O mundo do software livre reagiu com preocupação. Logo depois do anúncio do vazamento, membros da comunidade passaram a distribuir mensagens, alertando para que ninguém analisasse o código. Isso poderia fazer com que os desenvolvedores livres se tornassem alvo de processos de plágio no futuro, mesmo que infundados.
Michelazzo, do Quilombo Digital, não acredita nessa hipótese.
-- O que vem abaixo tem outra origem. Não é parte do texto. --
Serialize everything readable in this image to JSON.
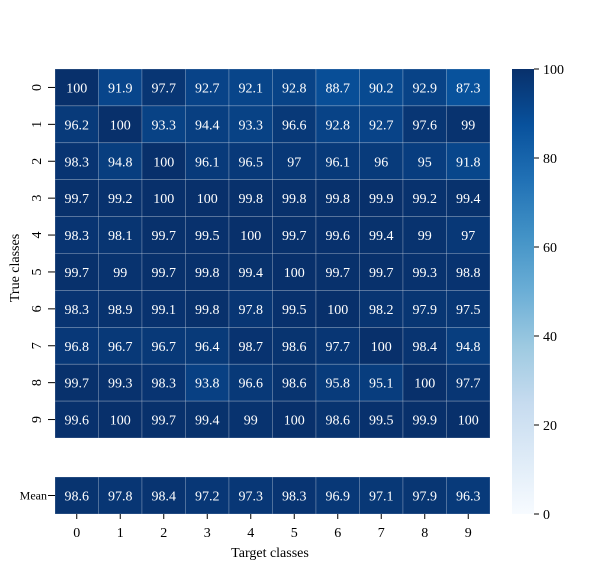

Mas preocupa-se com possíveis ataques da linha de frente de marketing da empresa monopolista. “O que mais me preocupa é usar isso contra a comunidade, pois poderão dizer que código aberto e disponível torna-se muito vulnerável e usar como exemplo o próprio vazamento do Windows” , diz.
Ele acredita que a própria corporação dirigida por Bill Gates pode ter vazado propositadamente seu código. Eu levo muito a sério essa possibilidade e creio que seja a mais forte de todas . Até agora, as informações oficiais apontam para uma empresa parceira da Microsoft, a Mainsoft.
Monocultura do software
O sentimento de que o monopólio do mercado de software não é algo benéfico vem crescendo em todo o mundo. Os recentes anúncios de falhas de segurança e a rápida proliferação, no início deste mês, do vírus MyDoom – que só ataca computadores com Windows – abriram a discussão sobre os prejuízos causados pela monocultura do software.
No fim do ano passado, o programador Dan Geer foi demitido da empresa @stake Inc – parceira comercial da Microsoft — após publicar um artigo em que comparava o conceito biológico de monocultura com o mercado de software. Segundo ele, um vírus simples, que explore uma pequena falha, pode causar uma catástrofe, dada a semelhança entre as “espécies” de software hoje utilizadas. Algo como o efeito devastador de uma praga em uma plantação que é geneticamente muito uniforme.
Geer pode ter perdido o emprego, mas sua idéia tem se multiplicado com a mesma força dos vírus sobre os quais alerta.